Justin Fyffe gives a tour of the new bee hives.

Jackson W., writer

There’s a new hum in the air in the gardens of Small lately– and that new hum comes from the new bee colony housed next to the greenhouse.

The bee colony comes as a Green Tech capstone headed by 8th-grader Clark Hendricks. Hendricks and others created a bee colony near the greenhouse outside. Those bees can be seen going flower-to-flower in the Small gardens, then back to their hives– which are situated so the bees’ flight path is moving away from student foot paths.

Green Tech is excited to bring the bees here as part of an effort to help boost bee populations.

“This is important because bee colonies are on the brink of extinction, and they happen to be the guys that pollinate the plants on this planet,” Hendricks said. “The main causes of this mass extinction is the fact that people always kill them off out of fear, or by using pesticides to wipe them out.”
Bees are essential to our environment because things evolve with bees and they just so happen to be the biggest pollinator on Earth, without bees we would not have a lot of the food sources and plants we currently have today, Hendricks said.
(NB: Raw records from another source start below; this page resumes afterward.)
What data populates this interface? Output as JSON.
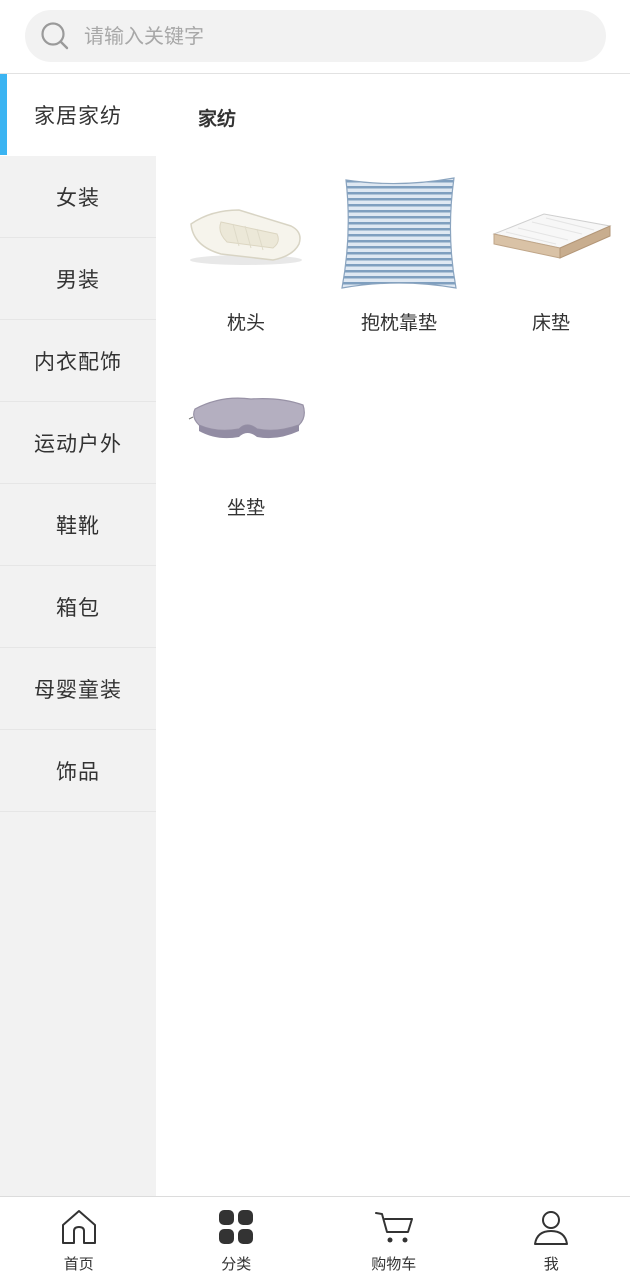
{
  "search": {
    "placeholder": "请输入关键字"
  },
  "sidebar": {
    "items": [
      {
        "label": "家居家纺",
        "active": true
      },
      {
        "label": "女装"
      },
      {
        "label": "男装"
      },
      {
        "label": "内衣配饰"
      },
      {
        "label": "运动户外"
      },
      {
        "label": "鞋靴"
      },
      {
        "label": "箱包"
      },
      {
        "label": "母婴童装"
      },
      {
        "label": "饰品"
      }
    ]
  },
  "main": {
    "section_title": "家纺",
    "products": [
      {
        "label": "枕头",
        "icon": "pillow-icon"
      },
      {
        "label": "抱枕靠垫",
        "icon": "cushion-icon"
      },
      {
        "label": "床垫",
        "icon": "mattress-icon"
      },
      {
        "label": "坐垫",
        "icon": "seat-cushion-icon"
      }
    ]
  },
  "tabbar": {
    "items": [
      {
        "label": "首页",
        "icon": "home-icon"
      },
      {
        "label": "分类",
        "icon": "category-icon",
        "active": true
      },
      {
        "label": "购物车",
        "icon": "cart-icon"
      },
      {
        "label": "我",
        "icon": "user-icon"
      }
    ]
  },
  "colors": {
    "accent": "#3bb4f2",
    "sidebar_bg": "#f2f2f2"
  }
}
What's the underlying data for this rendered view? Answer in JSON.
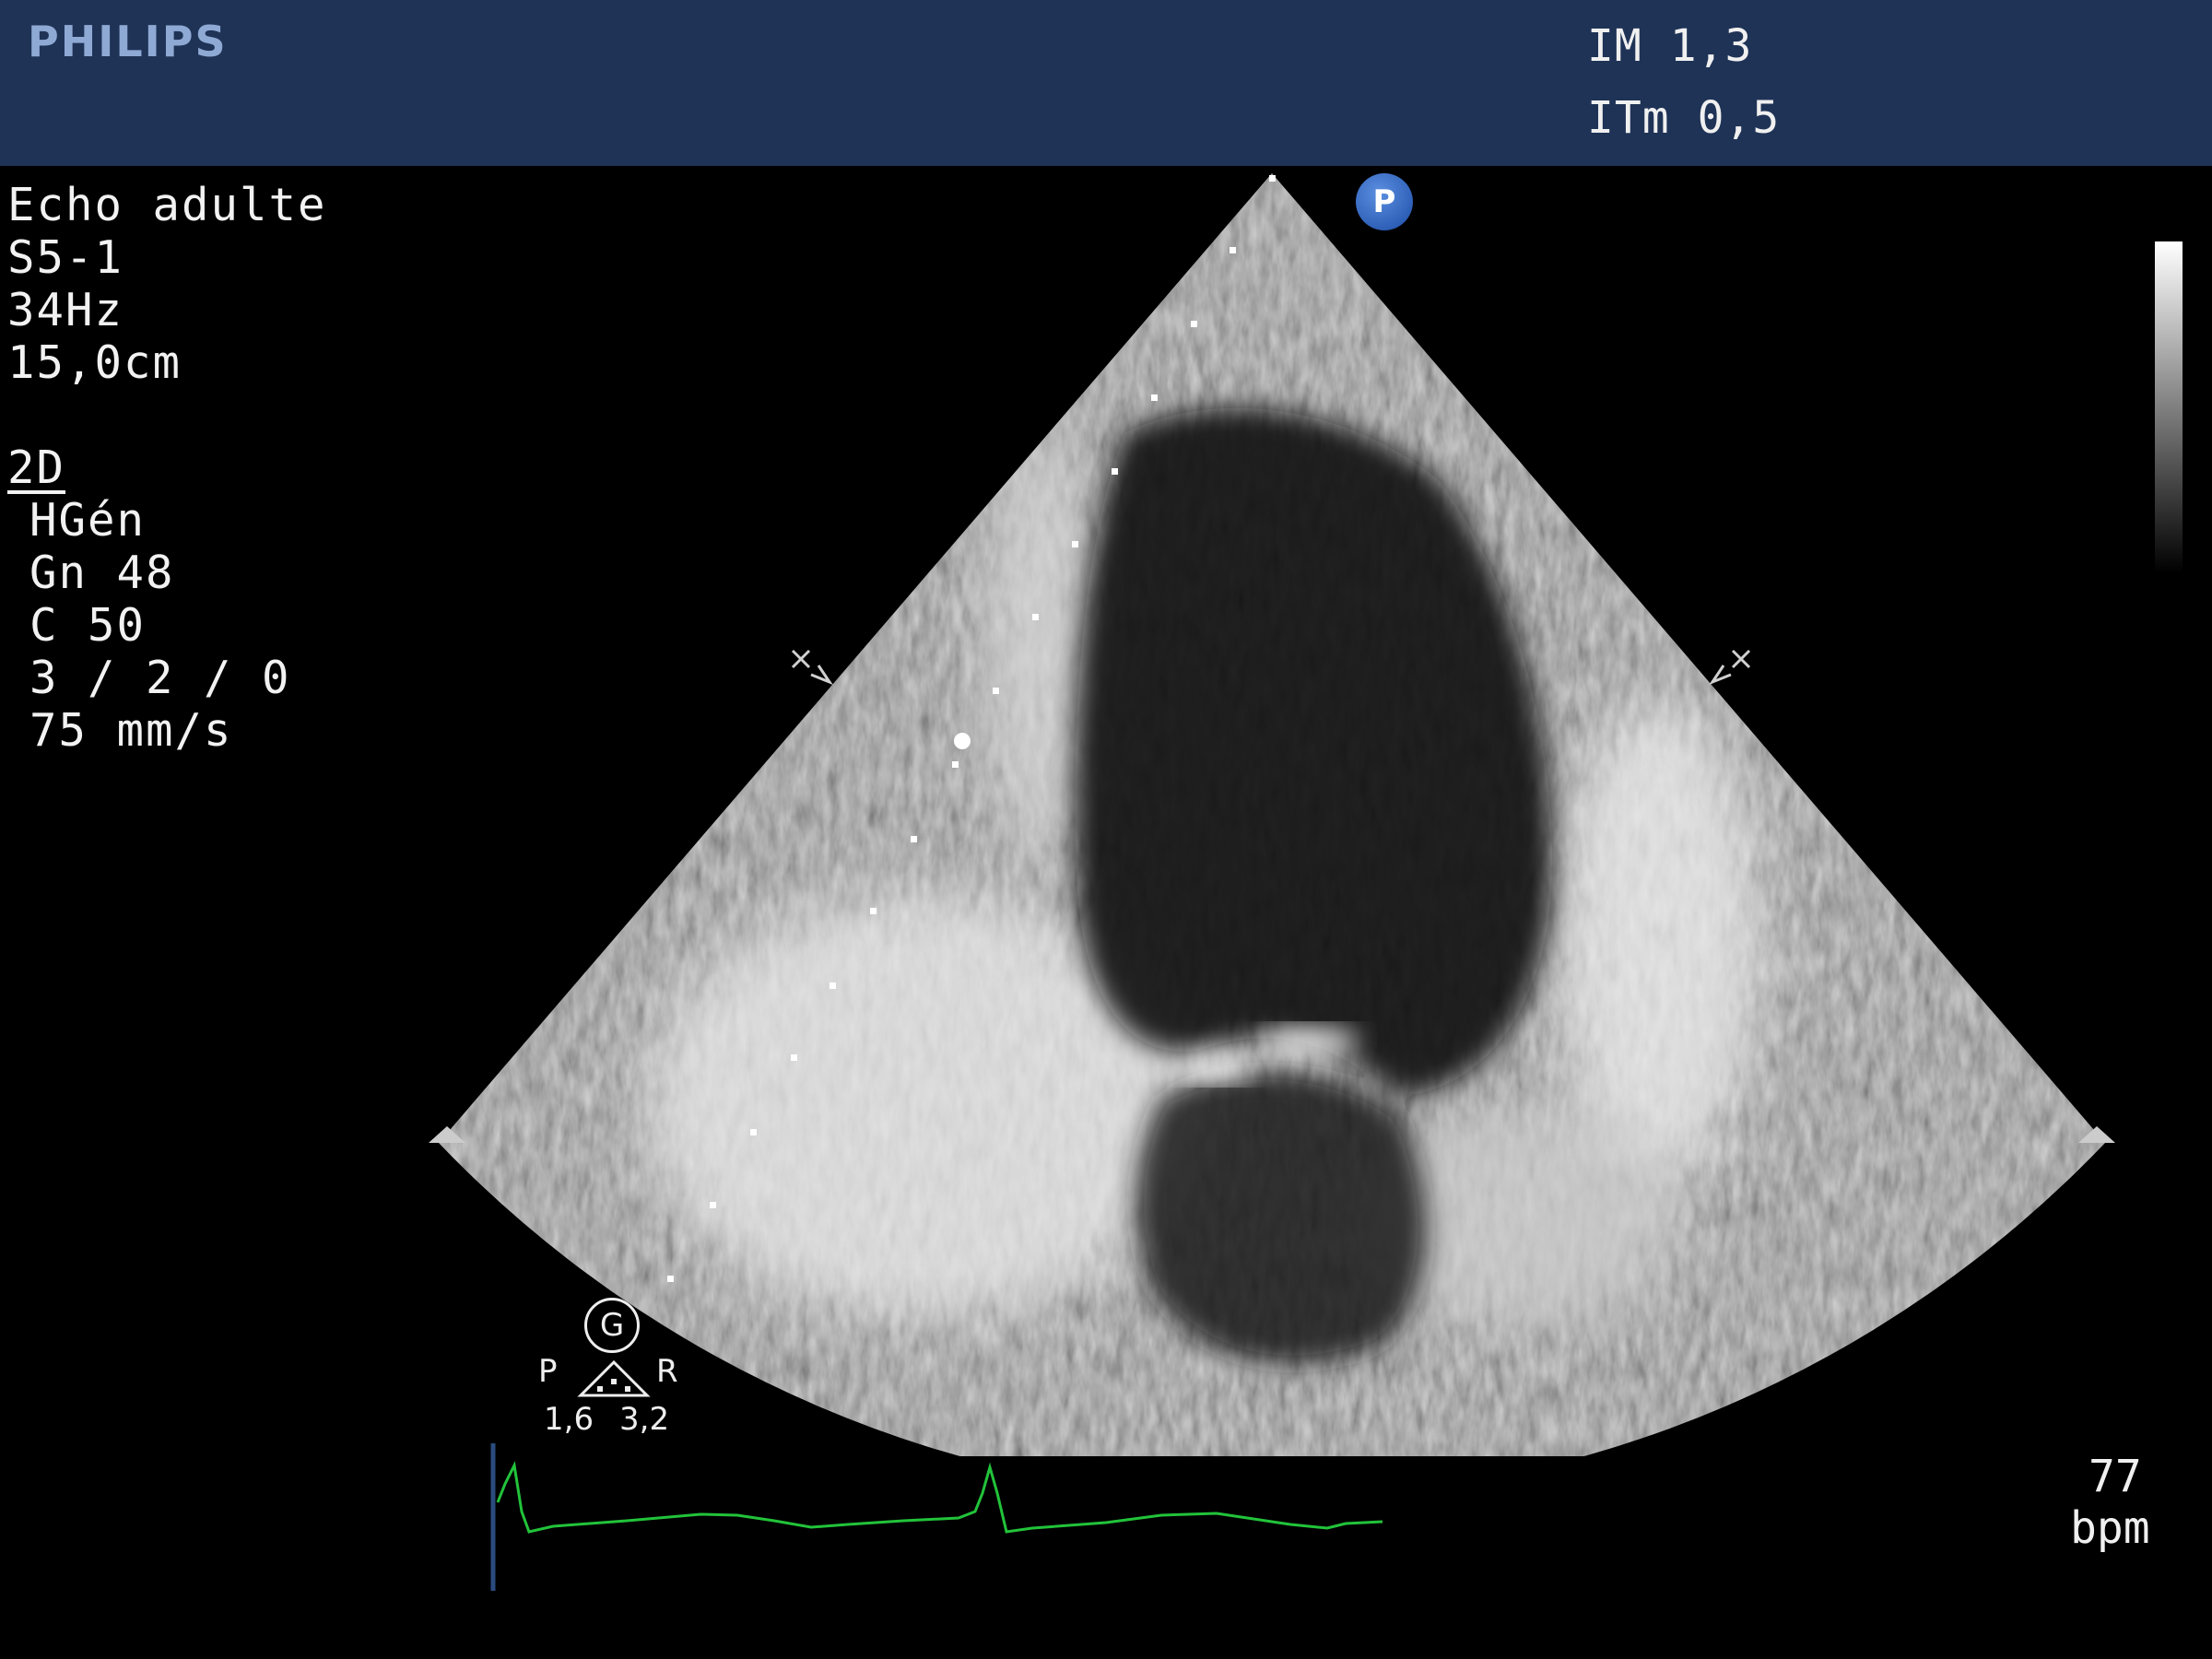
{
  "header": {
    "brand": "PHILIPS",
    "mi": "IM 1,3",
    "tis": "ITm 0,5"
  },
  "left_panel": {
    "preset": "Echo adulte",
    "probe": "S5-1",
    "frame_rate": "34Hz",
    "depth": "15,0cm",
    "mode": "2D",
    "mode_settings": [
      "HGén",
      "Gn 48",
      "C 50",
      "3 / 2 / 0",
      "75 mm/s"
    ]
  },
  "probe_marker": "P",
  "gain_indicator": {
    "g": "G",
    "p": "P",
    "r": "R",
    "value_left": "1,6",
    "value_right": "3,2"
  },
  "heart_rate": {
    "value": "77",
    "unit": "bpm"
  },
  "colors": {
    "header_bg": "#1f3356",
    "ecg_trace": "#22c33a",
    "probe_badge": "#2d5fc0"
  }
}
“To help save the bee environment we could lay off the pesticides and let the bees do their own thing,” he said.

While many students fear the bees, Hendricks advises, “Wear a bee suit and don’t do anything stupid towards them.” 

As for those of us at Small that aren’t working with the hives, Green Tech students and teachers say we should just let them be.

“If any bees ever so happen to go near you they are just checking you out and examining you,” Hendricks said.

Green Tech hopes to collect and sell honey in the near future.